Face à l’augmentation croissante des tensions et ruptures d’approvisionnements de médicaments, le gouvernement planche sur une feuille de route interministérielle 2023-2025, qui doit voir le jour fin juin 2023. De son côté, le Leem (le syndicat des entreprises du médicament) propose une série d’actions permettant selon lui de lutter contre la pénurie de médicaments.

En 2022, le nombre de signalements à l’ANSM (Agence Nationale de Sécurité du médicament et des produits de santé) de ruptures et risques de ruptures de médicaments était de 3747 (contre 2160 en 2021). “Et la situation ces derniers mois et ces dernières semaines n’a fait que s’aggraver”, a observé Thierry Hulot, président du Leem, lors d’un point presse le 11 mai dernier. En France, le nombre de spécialités pharmaceutiques commercialisées s’élève à environ 14 500, qui reposent sur 2 665 principes actifs. La question de l’approvisionnement est donc cruciale.
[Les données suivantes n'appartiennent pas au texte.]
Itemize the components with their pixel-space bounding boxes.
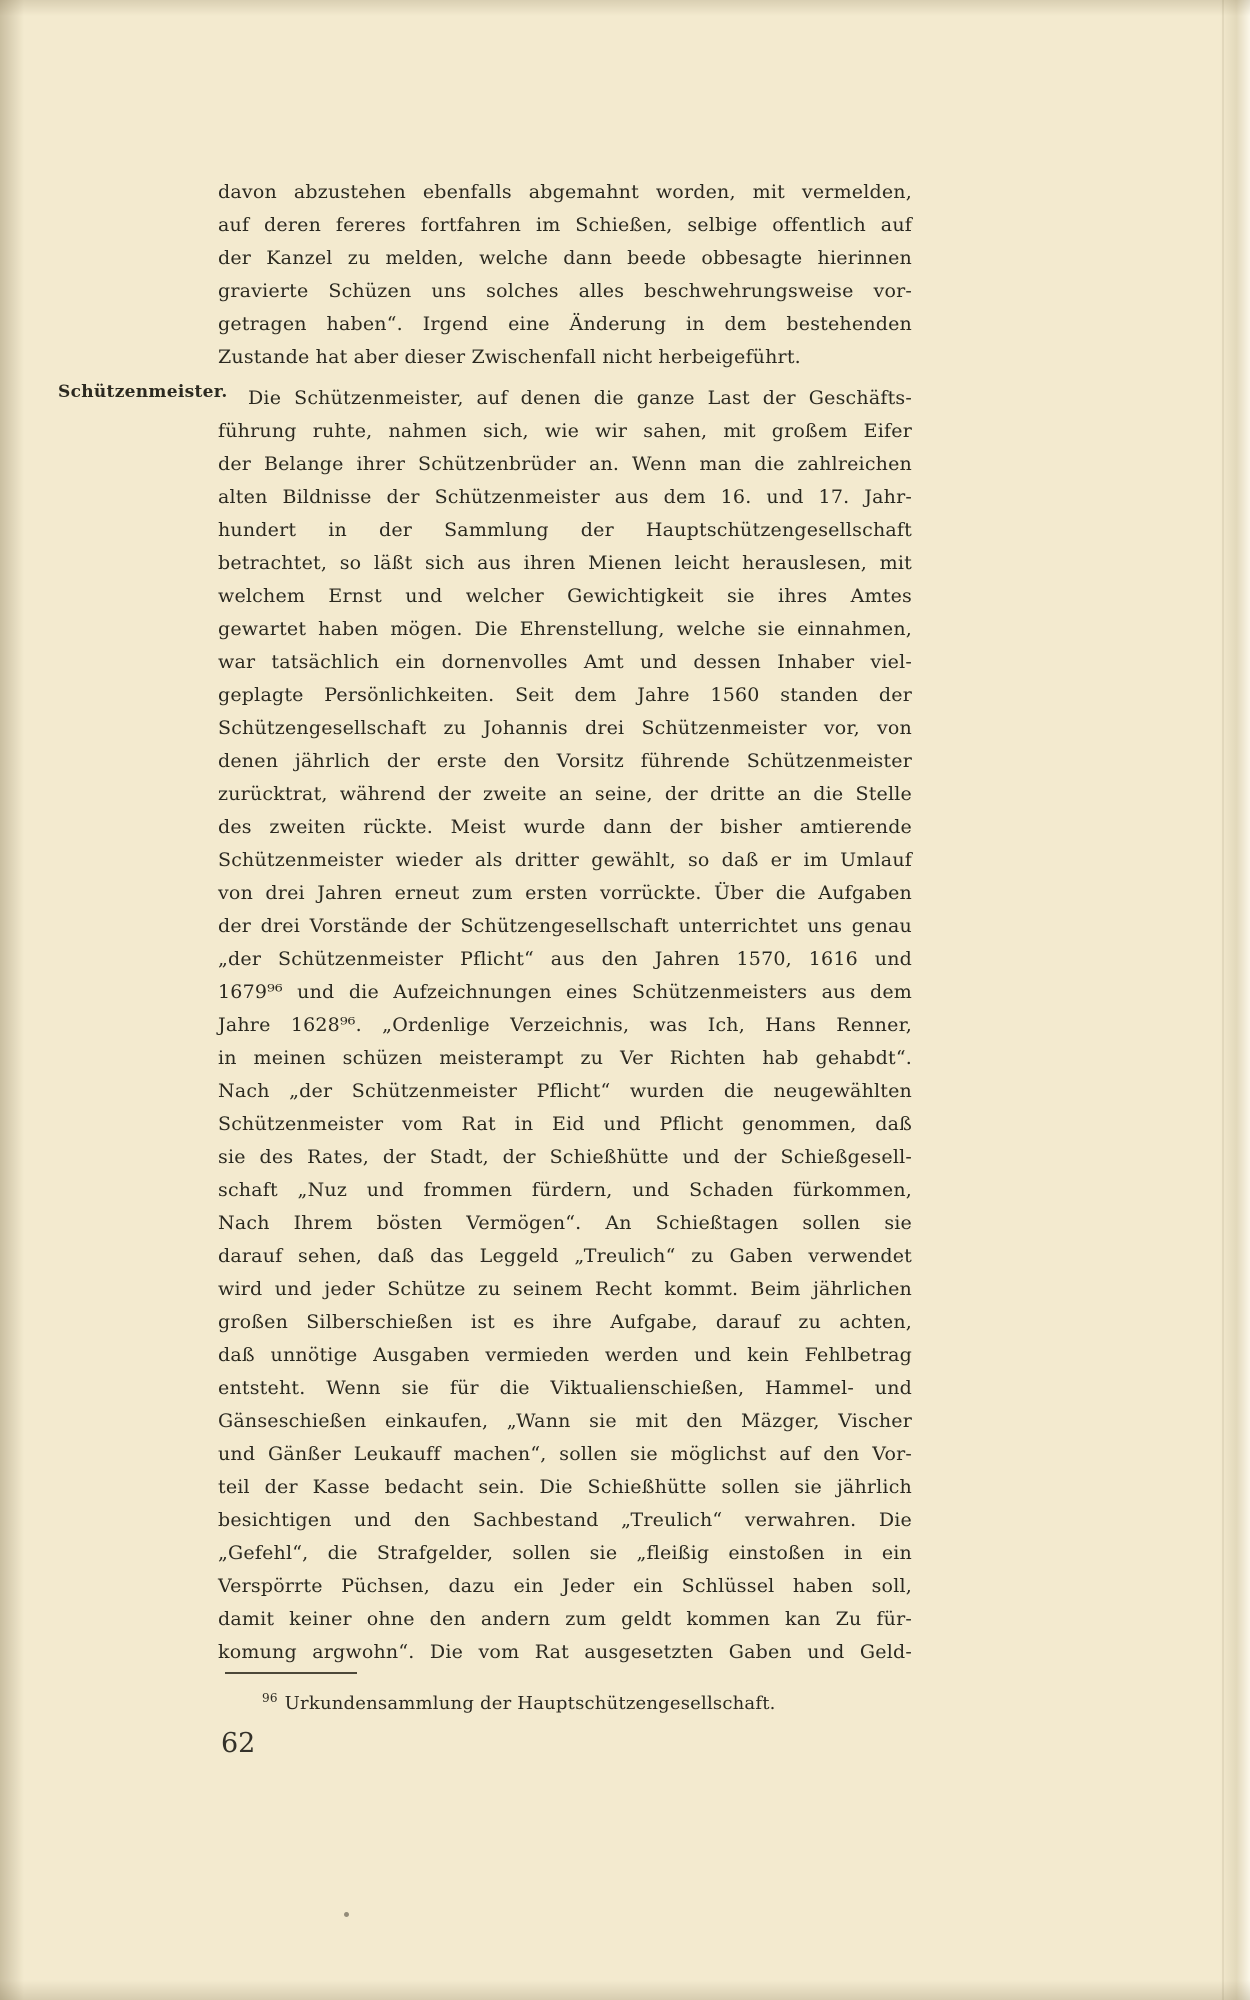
text-line: führung ruhte, nahmen sich, wie wir sahen, mit großem Eifer	[218, 420, 912, 442]
text-line: und Gänßer Leukauff machen“, sollen sie möglichst auf den Vor-	[218, 1443, 912, 1465]
text-line: denen jährlich der erste den Vorsitz führende Schützenmeister	[218, 750, 912, 772]
body-text	[218, 176, 912, 1669]
text-line: auf deren fereres fortfahren im Schießen, selbige offentlich auf	[218, 214, 912, 236]
text-line: der Kanzel zu melden, welche dann beede obbesagte hierinnen	[218, 247, 912, 269]
text-line: Jahre 1628⁹⁶. „Ordenlige Verzeichnis, was Ich, Hans Renner,	[218, 1014, 912, 1036]
page-edge-bottom	[0, 1980, 1250, 2000]
text-line: Schützenmeister wieder als dritter gewählt, so daß er im Umlauf	[218, 849, 912, 871]
text-line: „Gefehl“, die Strafgelder, sollen sie „fleißig einstoßen in ein	[218, 1542, 912, 1564]
text-line: betrachtet, so läßt sich aus ihren Mienen leicht herauslesen, mit	[218, 552, 912, 574]
text-line: entsteht. Wenn sie für die Viktualienschießen, Hammel- und	[218, 1377, 912, 1399]
page-edge-right	[1220, 0, 1250, 2000]
text-line: Schützenmeister vom Rat in Eid und Pflicht genommen, daß	[218, 1113, 912, 1135]
text-line: der drei Vorstände der Schützengesellschaft unterrichtet uns genau	[218, 915, 912, 937]
text-line: geplagte Persönlichkeiten. Seit dem Jahre 1560 standen der	[218, 684, 912, 706]
text-line: 1679⁹⁶ und die Aufzeichnungen eines Schützenmeisters aus dem	[218, 981, 912, 1003]
text-line: alten Bildnisse der Schützenmeister aus dem 16. und 17. Jahr-	[218, 486, 912, 508]
text-line: von drei Jahren erneut zum ersten vorrückte. Über die Aufgaben	[218, 882, 912, 904]
footnote	[262, 1686, 776, 1716]
page-number: 62	[221, 1728, 256, 1759]
text-line: gewartet haben mögen. Die Ehrenstellung, welche sie einnahmen,	[218, 618, 912, 640]
footnote-separator	[225, 1672, 357, 1674]
text-line: wird und jeder Schütze zu seinem Recht kommt. Beim jährlichen	[218, 1278, 912, 1300]
text-line: sie des Rates, der Stadt, der Schießhütte und der Schießgesell-	[218, 1146, 912, 1168]
text-line: daß unnötige Ausgaben vermieden werden und kein Fehlbetrag	[218, 1344, 912, 1366]
text-line: besichtigen und den Sachbestand „Treulich“ verwahren. Die	[218, 1509, 912, 1531]
text-line: welchem Ernst und welcher Gewichtigkeit sie ihres Amtes	[218, 585, 912, 607]
footnote-text: Urkundensammlung der Hauptschützengesellschaft.	[284, 1693, 776, 1714]
text-line: der Belange ihrer Schützenbrüder an. Wenn man die zahlreichen	[218, 453, 912, 475]
text-line: „der Schützenmeister Pflicht“ aus den Jahren 1570, 1616 und	[218, 948, 912, 970]
text-line: in meinen schüzen meisterampt zu Ver Richten hab gehabdt“.	[218, 1047, 912, 1069]
text-line: Schützengesellschaft zu Johannis drei Schützenmeister vor, von	[218, 717, 912, 739]
footnote-marker: 96	[262, 1691, 278, 1705]
text-line: Verspörrte Püchsen, dazu ein Jeder ein Schlüssel haben soll,	[218, 1575, 912, 1597]
text-line: Nach Ihrem bösten Vermögen“. An Schießtagen sollen sie	[218, 1212, 912, 1234]
text-line: gravierte Schüzen uns solches alles beschwehrungsweise vor-	[218, 280, 912, 302]
page-edge-left	[0, 0, 24, 2000]
text-line: Nach „der Schützenmeister Pflicht“ wurden die neugewählten	[218, 1080, 912, 1102]
text-line: Die Schützenmeister, auf denen die ganze Last der Geschäfts-	[248, 387, 912, 409]
text-line: hundert in der Sammlung der Hauptschützengesellschaft	[218, 519, 912, 541]
text-line: großen Silberschießen ist es ihre Aufgabe, darauf zu achten,	[218, 1311, 912, 1333]
ink-speck	[344, 1912, 349, 1917]
text-line: getragen haben“. Irgend eine Änderung in dem bestehenden	[218, 313, 912, 335]
text-line: schaft „Nuz und frommen fürdern, und Schaden fürkommen,	[218, 1179, 912, 1201]
text-line: Gänseschießen einkaufen, „Wann sie mit den Mäzger, Vischer	[218, 1410, 912, 1432]
page-edge-top	[0, 0, 1250, 16]
margin-note: Schützenmeister.	[58, 382, 228, 402]
text-line: darauf sehen, daß das Leggeld „Treulich“ zu Gaben verwendet	[218, 1245, 912, 1267]
text-line: zurücktrat, während der zweite an seine, der dritte an die Stelle	[218, 783, 912, 805]
paragraph	[218, 176, 912, 374]
text-line: war tatsächlich ein dornenvolles Amt und dessen Inhaber viel-	[218, 651, 912, 673]
paragraph	[218, 382, 912, 1669]
page-crease	[1222, 0, 1224, 2000]
text-line: teil der Kasse bedacht sein. Die Schießhütte sollen sie jährlich	[218, 1476, 912, 1498]
text-line: komung argwohn“. Die vom Rat ausgesetzten Gaben und Geld-	[218, 1641, 912, 1663]
text-line: davon abzustehen ebenfalls abgemahnt worden, mit vermelden,	[218, 181, 912, 203]
text-line: damit keiner ohne den andern zum geldt kommen kan Zu für-	[218, 1608, 912, 1630]
text-line: des zweiten rückte. Meist wurde dann der bisher amtierende	[218, 816, 912, 838]
text-line: Zustande hat aber dieser Zwischenfall nicht herbeigeführt.	[218, 346, 801, 368]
Affiner la liste des médicaments stratégiques

Définir une liste de molécules à sécuriser reste la priorité. Aujourd’hui, la gestion des risques de rupture se matérialise par une liste de MITM (Médicaments d’Intérêt Thérapeutique Majeur, qui ont été définis par le loi de santé de 2016). Il s’agit des médicaments dont l’indisponibilité peut mettre en jeu le pronostic vital des patients ou représenter pour eux une perte de chance importante. Problème : cette définition est encore trop large, puisqu’elle concerne la moitié des médicaments commercialisés.
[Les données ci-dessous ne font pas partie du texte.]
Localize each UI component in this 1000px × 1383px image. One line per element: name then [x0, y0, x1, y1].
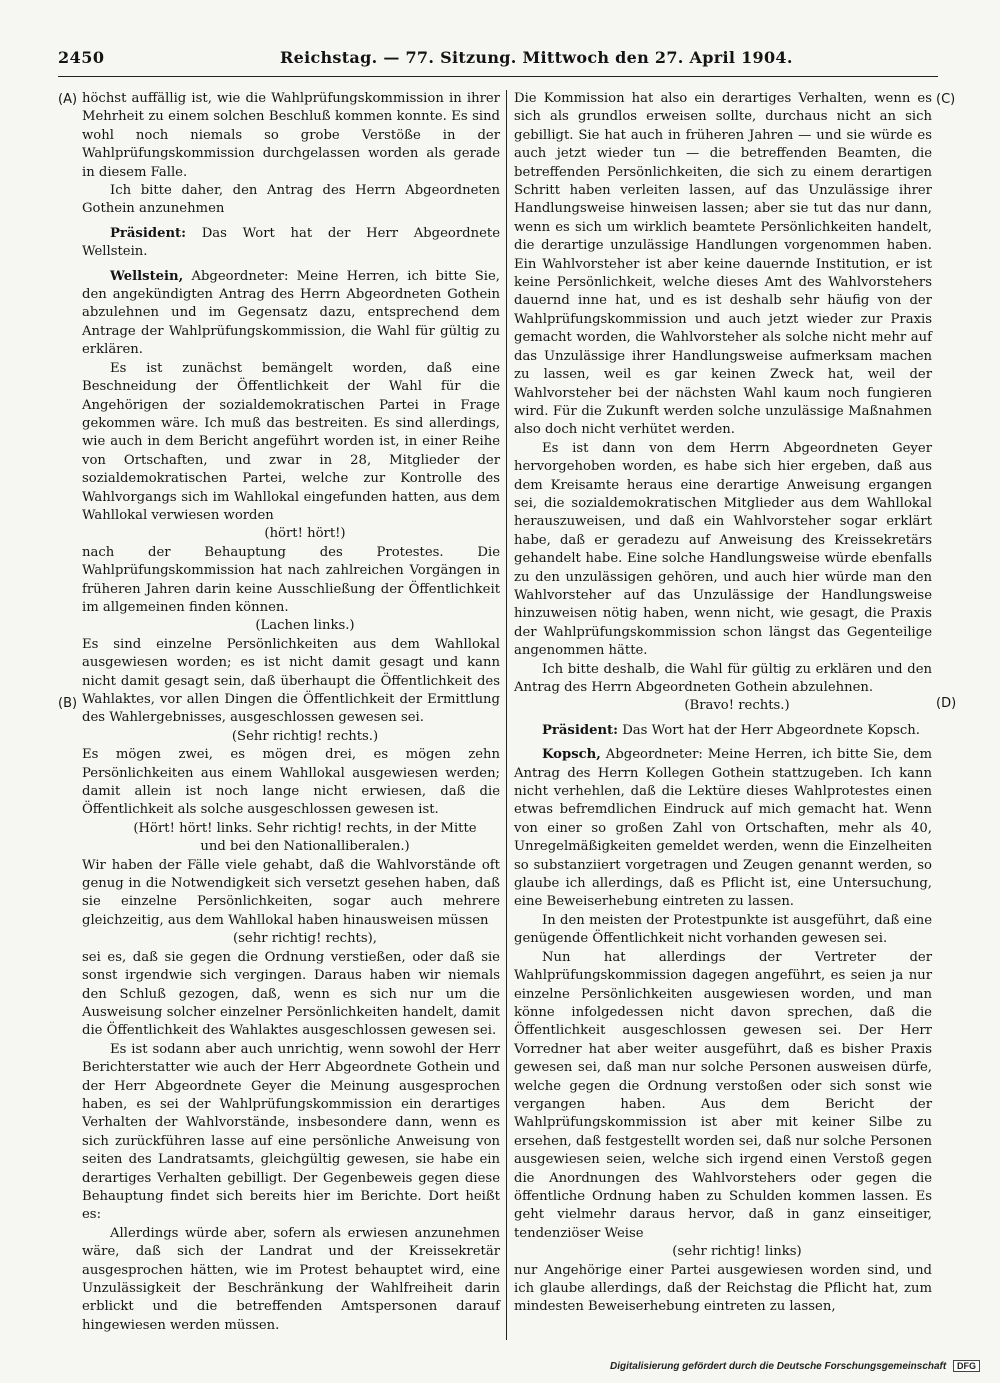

La liste des molécules à sécuriser “doit être établie par les pouvoirs publics en considérant la criticité thérapeutique des molécules et n’aura de sens que si elle se voit assortie d’actions immédiates et à moyen terme pour favoriser l’approvisionnement de ces molécules sur le territoire”, précise le Leem. Parce que le marché du médicament est a minima européen, cette liste, précise Thomas Borel, directeur des affaires scientifiques du Leem, doit être construite en concertation avec les différents pays de l’UE.

Demain, un Haut-Commissariat au médicament ?

“Aujourd’hui, le ministère de la Santé et l’ANSM sont à la manœuvre lorsque la rupture a eu lieu”, fait remarquer Thierry Hulot. Aussi, le président du Leem appelle de ses vœux la création d’un poste de “Haut Commissaire au médicament” qui assurerait “une coordination du plan d’action au niveau français et au niveau européen.” Au niveau européen justement, la législation pharmaceutique est en train d’être révisée. Les décisions du Parlement et du Conseil, très attendues, auront forcément un impact sur la gestion  des stocks de médicaments.

Optimiser les circuits d’information

La plateforme TRACStocks, mise en place par le Leem en 2020, permet aux entreprises de partager les informations sur leurs difficultés d’approvisionnement de manière silotée, sans avoir connaissance de ce qui se passe chez les concurrents. L’information est ensuite remontée de manière consolidée à l’Agence du médicament, un acteur public. Aujourd’hui, le Leem souhaite enrichir cet outil et promouvoir la mise en place d’un “connecteur des informations déjà disponibles dans les différents circuits existants” (hôpital, répartition en ville et gestion par les entreprises) pour que les autorités de santé aient les moyens d’améliorer les réponses aux situations de tension, en temps réel.

Cette fluidification des informations doit également avoir une dimension européenne et implique, simultanément, des efforts d’harmonisation au niveau des produits eux-mêmes. “Si nous manquons d’une molécule en France et que l’Allemagne dispose d’un stock, cela peut prendre aujourd’hui des semaines pour que le patient français y accède”, fait remarquer Thierry Hulot. “Les boîtes ne contiennent pas le même nombre de médicaments, les notices sont dans des langues différentes : pour les molécules indispensables, il faut standardiser les packagings, les conditionnements et avoir un QR Code unique qui donne accès à une notice dans différentes langues”, ajoute le président du Leem.

Hausse du prix des médicaments

Enfin, dernière proposition du Leem, peut-être celle qui sera la plus compliquée à faire accepter par les pouvoirs publics (compte tenu de la politique actuelle de remboursement des médicaments, cf. la LFSS 2023) : la revalorisation du prix des médicaments matures (ceux issus de procédés chimiques de fabrication et dont l’autorisation de mise sur le marché (AMM) date d’au moins 10 ans). Ces médicaments, qui se distinguent des thérapies innovantes, ont vu ces dernières années leur prix de production s’élever et sont, selon le Leem, vendus en France environ 25% moins cher que chez nos voisins européens. Le Leem demande donc à l’État une harmonisation. En échange, les industriels s’engagent à assurer la disponibilité de ces médicaments sur le territoire.